Mark podniósł się wyrwany nagle ze snu i spojrzał na nią zdziwiony. W myślach pokazała mu co przed chwilą zobaczyła. Pocierał dłońmi jej ramiona. Chciał ją uspokoić, ale tylko ją irytował. Nie potrzebowała takich gestów. Nie potrzebowała zapewnienia, że wszystko będzie dobrze. Nie było. Nigdy nie było. Od kiedy się urodziła wszystko było na opak. Nie tak, jak powinno. Odsunęła się od niego i spojrzała na niego wściekła.
- O co chodzi? -  zapytał łagodnie wyciągając do niej rękę.
- Nie widziałeś? – warknęła.
- Widziałem. – wyciągnął rękę w jej stronę, ale odsunęła się od niego. – Wiem, Eve, wiem, że to trudne…
- Wiesz? – zaśmiała się. – Co ty w ogóle wiesz? – zapytała.
Mark rozłożył ręce. Nie wiedział o co jej chodzi. Nie rozumiał tego wybuchu. Wiedział, że coś między nimi nie jest tak, jak powinno. Coś się waliło. Eve była na niego wściekła. Musiał szybko dowiedzieć się o co.
- Eve… - zaczął, ale ona natychmiast mu przerwała.

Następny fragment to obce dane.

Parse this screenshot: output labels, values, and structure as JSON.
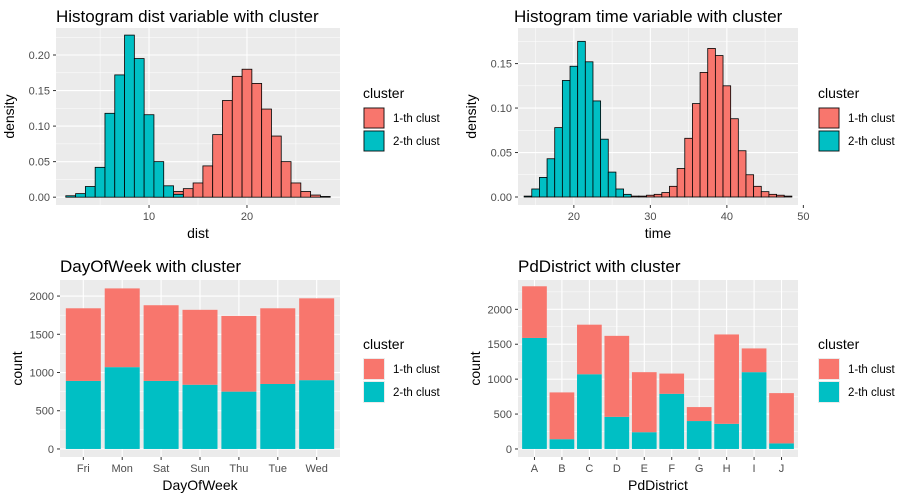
{
  "colors": {
    "panel_bg": "#EBEBEB",
    "grid_major": "#FFFFFF",
    "cluster1": "#F8766D",
    "cluster2": "#00BFC4",
    "axis_text": "#4D4D4D",
    "text": "#000000"
  },
  "chart_data": [
    {
      "id": "dist",
      "type": "histogram",
      "title": "Histogram dist variable with cluster",
      "xlabel": "dist",
      "ylabel": "density",
      "xlim": [
        0.5,
        29.5
      ],
      "ylim": [
        -0.011,
        0.238
      ],
      "xticks": [
        10,
        20
      ],
      "xtick_labels": [
        "10",
        "20"
      ],
      "xminor": [
        5,
        15,
        25
      ],
      "yticks": [
        0,
        0.05,
        0.1,
        0.15,
        0.2
      ],
      "ytick_labels": [
        "0.00",
        "0.05",
        "0.10",
        "0.15",
        "0.20"
      ],
      "yminor": [
        0.025,
        0.075,
        0.125,
        0.175,
        0.225
      ],
      "binwidth": 1,
      "legend": {
        "title": "cluster",
        "position": "right",
        "labels": [
          "1-th clust",
          "2-th clust"
        ]
      },
      "series": [
        {
          "name": "1-th clust",
          "color_key": "cluster1",
          "x": [
            11,
            12,
            13,
            14,
            15,
            16,
            17,
            18,
            19,
            20,
            21,
            22,
            23,
            24,
            25,
            26,
            27,
            28
          ],
          "values": [
            0.002,
            0.005,
            0.008,
            0.012,
            0.02,
            0.044,
            0.088,
            0.136,
            0.17,
            0.18,
            0.16,
            0.124,
            0.086,
            0.05,
            0.02,
            0.008,
            0.003,
            0.001
          ]
        },
        {
          "name": "2-th clust",
          "color_key": "cluster2",
          "x": [
            2,
            3,
            4,
            5,
            6,
            7,
            8,
            9,
            10,
            11,
            12,
            13
          ],
          "values": [
            0.002,
            0.005,
            0.015,
            0.042,
            0.118,
            0.172,
            0.228,
            0.195,
            0.116,
            0.05,
            0.016,
            0.004
          ]
        }
      ]
    },
    {
      "id": "time",
      "type": "histogram",
      "title": "Histogram time variable with cluster",
      "xlabel": "time",
      "ylabel": "density",
      "xlim": [
        12.7,
        49.3
      ],
      "ylim": [
        -0.009,
        0.19
      ],
      "xticks": [
        20,
        30,
        40,
        50
      ],
      "xtick_labels": [
        "20",
        "30",
        "40",
        "50"
      ],
      "xminor": [
        15,
        25,
        35,
        45
      ],
      "yticks": [
        0,
        0.05,
        0.1,
        0.15
      ],
      "ytick_labels": [
        "0.00",
        "0.05",
        "0.10",
        "0.15"
      ],
      "yminor": [
        0.025,
        0.075,
        0.125,
        0.175
      ],
      "binwidth": 1,
      "legend": {
        "title": "cluster",
        "position": "right",
        "labels": [
          "1-th clust",
          "2-th clust"
        ]
      },
      "series": [
        {
          "name": "1-th clust",
          "color_key": "cluster1",
          "x": [
            26,
            27,
            28,
            29,
            30,
            31,
            32,
            33,
            34,
            35,
            36,
            37,
            38,
            39,
            40,
            41,
            42,
            43,
            44,
            45,
            46,
            47,
            48
          ],
          "values": [
            0.001,
            0.001,
            0.001,
            0.001,
            0.002,
            0.003,
            0.005,
            0.012,
            0.032,
            0.066,
            0.105,
            0.14,
            0.167,
            0.159,
            0.125,
            0.088,
            0.052,
            0.025,
            0.012,
            0.006,
            0.003,
            0.002,
            0.001
          ]
        },
        {
          "name": "2-th clust",
          "color_key": "cluster2",
          "x": [
            14,
            15,
            16,
            17,
            18,
            19,
            20,
            21,
            22,
            23,
            24,
            25,
            26,
            27
          ],
          "values": [
            0.001,
            0.009,
            0.022,
            0.043,
            0.078,
            0.131,
            0.147,
            0.175,
            0.152,
            0.108,
            0.065,
            0.028,
            0.009,
            0.003
          ]
        }
      ]
    },
    {
      "id": "dow",
      "type": "bar",
      "stacked": true,
      "title": "DayOfWeek with cluster",
      "xlabel": "DayOfWeek",
      "ylabel": "count",
      "categories": [
        "Fri",
        "Mon",
        "Sat",
        "Sun",
        "Thu",
        "Tue",
        "Wed"
      ],
      "ylim": [
        -105,
        2210
      ],
      "yticks": [
        0,
        500,
        1000,
        1500,
        2000
      ],
      "ytick_labels": [
        "0",
        "500",
        "1000",
        "1500",
        "2000"
      ],
      "yminor": [
        250,
        750,
        1250,
        1750
      ],
      "legend": {
        "title": "cluster",
        "position": "right",
        "labels": [
          "1-th clust",
          "2-th clust"
        ]
      },
      "series": [
        {
          "name": "1-th clust",
          "color_key": "cluster1",
          "values": [
            950,
            1030,
            990,
            980,
            990,
            990,
            1070
          ]
        },
        {
          "name": "2-th clust",
          "color_key": "cluster2",
          "values": [
            890,
            1070,
            890,
            840,
            750,
            850,
            900
          ]
        }
      ]
    },
    {
      "id": "pd",
      "type": "bar",
      "stacked": true,
      "title": "PdDistrict with cluster",
      "xlabel": "PdDistrict",
      "ylabel": "count",
      "categories": [
        "A",
        "B",
        "C",
        "D",
        "E",
        "F",
        "G",
        "H",
        "I",
        "J"
      ],
      "ylim": [
        -115,
        2420
      ],
      "yticks": [
        0,
        500,
        1000,
        1500,
        2000
      ],
      "ytick_labels": [
        "0",
        "500",
        "1000",
        "1500",
        "2000"
      ],
      "yminor": [
        250,
        750,
        1250,
        1750,
        2250
      ],
      "legend": {
        "title": "cluster",
        "position": "right",
        "labels": [
          "1-th clust",
          "2-th clust"
        ]
      },
      "series": [
        {
          "name": "1-th clust",
          "color_key": "cluster1",
          "values": [
            740,
            670,
            710,
            1160,
            860,
            290,
            200,
            1280,
            340,
            720
          ]
        },
        {
          "name": "2-th clust",
          "color_key": "cluster2",
          "values": [
            1590,
            140,
            1070,
            460,
            240,
            790,
            400,
            360,
            1100,
            80
          ]
        }
      ]
    }
  ]
}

 – Czy ktoś groził ci, że zabije twojego ukochanego, albo brata? – trzęsła się z wściekłości – Czy ktoś powiedział ci kiedyś, że nie możesz mieć ich obu przy sobie? Czy żyłeś kiedyś  ze świadomością, że jedna z dwóch osób, które kochasz najbardziej na świecie zginie, przez ciebie? – osunęła się na ziemię i ukryła twarz w dłoniach. – Więc jak?!
Podszedł do niej, ale wstała i cofnęła się opierając się plecami o przeciwległą ścianę.
- „To się musi skończyć.” – pomyślał.  Był gotów zrobić wszystko, żeby odzyskać dawną, uśmiechniętą Eve, która tak pragnęła każdego jego gestu, każdego pocałunku. Chciał odzyskać dziewczynę, która roztapiała się pod wpływem jego dotyku. Kochał tę dziewczynę. Nie mógł jej stracić.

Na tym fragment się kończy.